The Bond arc has become an ensemble piece. Each player is given significantly more to do through each installment. With the exception of Christoph Waltz’s Blofeld who isn’t given as much to do as the actor could, it’s nice to see Malek turn in a fantastically creepy villain performance. And the villains have more personal stakes in the story instead of being the kind of megalomaniacal characters Dr. Evil mocks.

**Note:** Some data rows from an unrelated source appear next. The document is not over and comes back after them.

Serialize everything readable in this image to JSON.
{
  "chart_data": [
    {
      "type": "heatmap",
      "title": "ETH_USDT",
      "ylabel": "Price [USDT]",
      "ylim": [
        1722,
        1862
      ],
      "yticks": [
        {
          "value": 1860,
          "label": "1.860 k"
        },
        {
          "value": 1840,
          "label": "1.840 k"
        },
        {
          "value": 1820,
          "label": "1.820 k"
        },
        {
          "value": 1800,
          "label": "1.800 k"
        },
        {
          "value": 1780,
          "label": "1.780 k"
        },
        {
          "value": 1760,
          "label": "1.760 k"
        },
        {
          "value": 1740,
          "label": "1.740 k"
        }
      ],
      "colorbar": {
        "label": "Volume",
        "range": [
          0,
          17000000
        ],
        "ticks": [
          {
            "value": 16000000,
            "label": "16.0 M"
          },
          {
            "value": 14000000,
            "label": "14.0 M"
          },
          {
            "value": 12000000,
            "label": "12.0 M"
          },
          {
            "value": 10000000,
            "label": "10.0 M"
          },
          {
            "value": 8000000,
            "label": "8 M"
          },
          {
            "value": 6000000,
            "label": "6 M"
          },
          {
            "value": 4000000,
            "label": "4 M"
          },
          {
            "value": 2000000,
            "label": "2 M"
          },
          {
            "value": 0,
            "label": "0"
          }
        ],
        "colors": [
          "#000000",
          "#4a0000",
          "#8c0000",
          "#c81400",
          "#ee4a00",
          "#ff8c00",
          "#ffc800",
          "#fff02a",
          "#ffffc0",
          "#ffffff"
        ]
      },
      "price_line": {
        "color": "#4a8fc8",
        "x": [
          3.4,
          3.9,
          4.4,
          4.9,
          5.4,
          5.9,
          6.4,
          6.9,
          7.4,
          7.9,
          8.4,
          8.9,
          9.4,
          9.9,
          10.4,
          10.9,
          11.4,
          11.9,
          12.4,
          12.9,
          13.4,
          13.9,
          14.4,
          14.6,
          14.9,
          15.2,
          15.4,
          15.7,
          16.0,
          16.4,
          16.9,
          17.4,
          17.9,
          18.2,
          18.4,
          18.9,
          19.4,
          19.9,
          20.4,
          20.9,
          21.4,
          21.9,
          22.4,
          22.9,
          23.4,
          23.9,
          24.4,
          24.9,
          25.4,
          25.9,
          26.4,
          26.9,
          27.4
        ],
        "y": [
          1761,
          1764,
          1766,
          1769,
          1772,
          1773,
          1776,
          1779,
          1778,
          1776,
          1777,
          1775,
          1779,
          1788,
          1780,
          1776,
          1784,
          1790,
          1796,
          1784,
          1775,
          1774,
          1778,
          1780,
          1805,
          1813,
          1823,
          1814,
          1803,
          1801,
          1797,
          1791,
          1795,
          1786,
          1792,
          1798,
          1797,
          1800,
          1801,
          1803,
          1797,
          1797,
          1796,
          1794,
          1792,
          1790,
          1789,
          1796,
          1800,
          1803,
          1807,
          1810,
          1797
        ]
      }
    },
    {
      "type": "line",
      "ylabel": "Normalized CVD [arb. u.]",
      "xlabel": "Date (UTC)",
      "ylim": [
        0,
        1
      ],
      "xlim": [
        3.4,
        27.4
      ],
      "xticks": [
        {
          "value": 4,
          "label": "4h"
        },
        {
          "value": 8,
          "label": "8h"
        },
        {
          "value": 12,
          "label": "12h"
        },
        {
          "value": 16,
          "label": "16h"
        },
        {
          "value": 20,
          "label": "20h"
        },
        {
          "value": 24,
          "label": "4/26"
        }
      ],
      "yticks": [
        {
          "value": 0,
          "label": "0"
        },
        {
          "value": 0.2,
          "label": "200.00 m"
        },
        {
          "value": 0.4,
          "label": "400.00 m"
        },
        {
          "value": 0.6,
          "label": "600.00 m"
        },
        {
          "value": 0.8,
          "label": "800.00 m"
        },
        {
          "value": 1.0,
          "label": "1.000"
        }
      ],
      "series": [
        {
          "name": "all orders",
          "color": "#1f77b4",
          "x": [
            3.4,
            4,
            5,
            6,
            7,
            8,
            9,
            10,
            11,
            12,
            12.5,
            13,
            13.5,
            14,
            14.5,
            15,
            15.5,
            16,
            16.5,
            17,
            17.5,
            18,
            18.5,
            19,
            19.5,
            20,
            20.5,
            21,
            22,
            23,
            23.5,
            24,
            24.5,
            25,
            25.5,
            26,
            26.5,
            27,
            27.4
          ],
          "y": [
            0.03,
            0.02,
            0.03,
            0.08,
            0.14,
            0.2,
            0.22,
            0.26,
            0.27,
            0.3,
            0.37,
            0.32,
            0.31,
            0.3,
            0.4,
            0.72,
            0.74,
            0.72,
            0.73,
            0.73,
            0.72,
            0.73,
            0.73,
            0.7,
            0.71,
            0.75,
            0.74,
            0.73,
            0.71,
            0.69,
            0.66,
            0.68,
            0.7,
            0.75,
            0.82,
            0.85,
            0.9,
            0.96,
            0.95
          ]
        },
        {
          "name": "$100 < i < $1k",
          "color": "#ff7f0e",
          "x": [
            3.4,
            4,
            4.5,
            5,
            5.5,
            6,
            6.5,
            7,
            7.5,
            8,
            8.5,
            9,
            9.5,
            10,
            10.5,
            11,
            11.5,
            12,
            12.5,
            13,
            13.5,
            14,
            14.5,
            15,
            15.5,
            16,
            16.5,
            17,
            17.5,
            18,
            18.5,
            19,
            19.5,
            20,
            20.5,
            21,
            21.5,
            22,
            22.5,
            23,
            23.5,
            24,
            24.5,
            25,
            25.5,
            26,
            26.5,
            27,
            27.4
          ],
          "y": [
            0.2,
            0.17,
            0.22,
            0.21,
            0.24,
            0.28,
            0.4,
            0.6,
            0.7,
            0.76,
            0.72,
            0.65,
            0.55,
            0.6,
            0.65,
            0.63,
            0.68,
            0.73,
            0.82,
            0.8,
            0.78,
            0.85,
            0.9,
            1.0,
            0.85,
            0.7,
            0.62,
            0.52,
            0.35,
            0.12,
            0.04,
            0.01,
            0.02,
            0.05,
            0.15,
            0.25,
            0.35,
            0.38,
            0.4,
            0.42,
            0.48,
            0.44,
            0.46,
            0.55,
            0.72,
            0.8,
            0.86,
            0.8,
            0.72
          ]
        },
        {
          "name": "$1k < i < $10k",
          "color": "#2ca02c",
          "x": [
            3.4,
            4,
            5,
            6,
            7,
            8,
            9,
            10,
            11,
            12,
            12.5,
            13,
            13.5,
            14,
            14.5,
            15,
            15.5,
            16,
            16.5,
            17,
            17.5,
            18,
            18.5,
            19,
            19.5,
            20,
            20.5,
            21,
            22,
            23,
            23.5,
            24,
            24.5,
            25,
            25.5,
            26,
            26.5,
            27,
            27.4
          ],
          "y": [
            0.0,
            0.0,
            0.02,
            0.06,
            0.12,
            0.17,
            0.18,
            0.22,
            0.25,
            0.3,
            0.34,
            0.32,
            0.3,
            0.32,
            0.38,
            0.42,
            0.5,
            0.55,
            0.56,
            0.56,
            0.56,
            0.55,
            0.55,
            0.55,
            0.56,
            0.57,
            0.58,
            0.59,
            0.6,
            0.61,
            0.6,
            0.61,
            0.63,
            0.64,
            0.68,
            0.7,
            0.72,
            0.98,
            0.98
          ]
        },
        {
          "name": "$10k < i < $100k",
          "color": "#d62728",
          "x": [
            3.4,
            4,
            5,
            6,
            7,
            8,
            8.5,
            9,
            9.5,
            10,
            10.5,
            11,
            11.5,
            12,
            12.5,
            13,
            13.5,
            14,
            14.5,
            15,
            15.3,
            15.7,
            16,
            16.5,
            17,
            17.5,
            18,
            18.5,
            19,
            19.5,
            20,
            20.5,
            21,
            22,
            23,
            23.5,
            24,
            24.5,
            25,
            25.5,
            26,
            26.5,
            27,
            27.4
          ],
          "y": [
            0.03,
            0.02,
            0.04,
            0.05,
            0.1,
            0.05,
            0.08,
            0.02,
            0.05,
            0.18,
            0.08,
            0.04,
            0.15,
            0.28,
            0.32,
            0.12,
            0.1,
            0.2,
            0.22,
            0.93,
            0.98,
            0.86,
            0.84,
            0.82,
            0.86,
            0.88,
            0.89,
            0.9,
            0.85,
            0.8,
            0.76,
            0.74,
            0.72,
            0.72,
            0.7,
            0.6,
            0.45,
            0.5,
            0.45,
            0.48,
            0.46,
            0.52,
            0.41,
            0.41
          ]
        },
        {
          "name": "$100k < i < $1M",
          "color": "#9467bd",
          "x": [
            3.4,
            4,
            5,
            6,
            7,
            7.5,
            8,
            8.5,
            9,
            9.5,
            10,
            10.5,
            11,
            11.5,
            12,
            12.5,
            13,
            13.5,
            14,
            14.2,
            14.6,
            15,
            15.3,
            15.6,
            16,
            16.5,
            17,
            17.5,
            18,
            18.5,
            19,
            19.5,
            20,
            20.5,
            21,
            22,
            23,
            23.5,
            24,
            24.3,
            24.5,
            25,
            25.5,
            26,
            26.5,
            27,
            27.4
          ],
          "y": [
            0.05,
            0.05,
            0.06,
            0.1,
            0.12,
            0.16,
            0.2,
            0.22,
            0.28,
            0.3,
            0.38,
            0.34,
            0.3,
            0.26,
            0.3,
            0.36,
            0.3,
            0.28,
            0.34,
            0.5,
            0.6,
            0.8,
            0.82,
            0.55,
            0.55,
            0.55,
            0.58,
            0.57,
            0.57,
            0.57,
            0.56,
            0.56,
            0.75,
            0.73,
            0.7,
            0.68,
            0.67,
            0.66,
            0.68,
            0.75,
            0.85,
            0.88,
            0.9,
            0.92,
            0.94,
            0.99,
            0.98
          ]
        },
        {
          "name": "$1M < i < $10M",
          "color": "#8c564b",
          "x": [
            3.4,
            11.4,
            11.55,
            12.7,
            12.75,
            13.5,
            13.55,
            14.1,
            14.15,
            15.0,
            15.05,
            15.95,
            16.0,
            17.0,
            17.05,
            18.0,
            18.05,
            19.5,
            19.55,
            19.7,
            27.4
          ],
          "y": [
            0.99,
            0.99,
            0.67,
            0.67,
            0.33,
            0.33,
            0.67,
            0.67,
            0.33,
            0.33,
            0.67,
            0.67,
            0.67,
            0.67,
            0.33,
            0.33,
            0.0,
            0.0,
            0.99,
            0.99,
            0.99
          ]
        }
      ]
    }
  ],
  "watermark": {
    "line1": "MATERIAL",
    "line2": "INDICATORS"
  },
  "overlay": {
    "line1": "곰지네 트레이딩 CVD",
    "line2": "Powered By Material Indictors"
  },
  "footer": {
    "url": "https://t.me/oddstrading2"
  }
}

Seydoux never gets to shine as bright as she can, but the rest of the women manage to kick things up a notch. Harris’s Moneypenny is always an emphatic delight, while Lynch and Armas get to not only steal the spotlight, but give a whole new meaning to the term “Bond Girl.” Everyone involved is kicking ass and taking names and they’re prepped and ready for more. Whether it’s spinoffs or not, producers Barbara Broccoli and Michael G. Wilson needs to at least keep them around for further exploits. Same with Whishaw’s “Q,” always so much fun when dire straits might call for some humor.
Director Fukunaga — along with stalwart Bond co-writers Neal Purvis and Robert Wade (franchise regulars since The World Is Not Enough) and Phoebe Waller-Bridge who was brought in to punch up the rewrites — ensure that all the Bond calling cards are on full display across No Time to Die’s 163 minutes. Car chases, explosions, huge set pieces, fisticuffs, dastardly villainy, twists, turns, and double-crosses, double entendres, global location hopping, and enough suaveness to keep the Craig finale fully shaken and stirred. Everything comes together to make this a Bond for the ages and send the arc out with the bang fans deserve.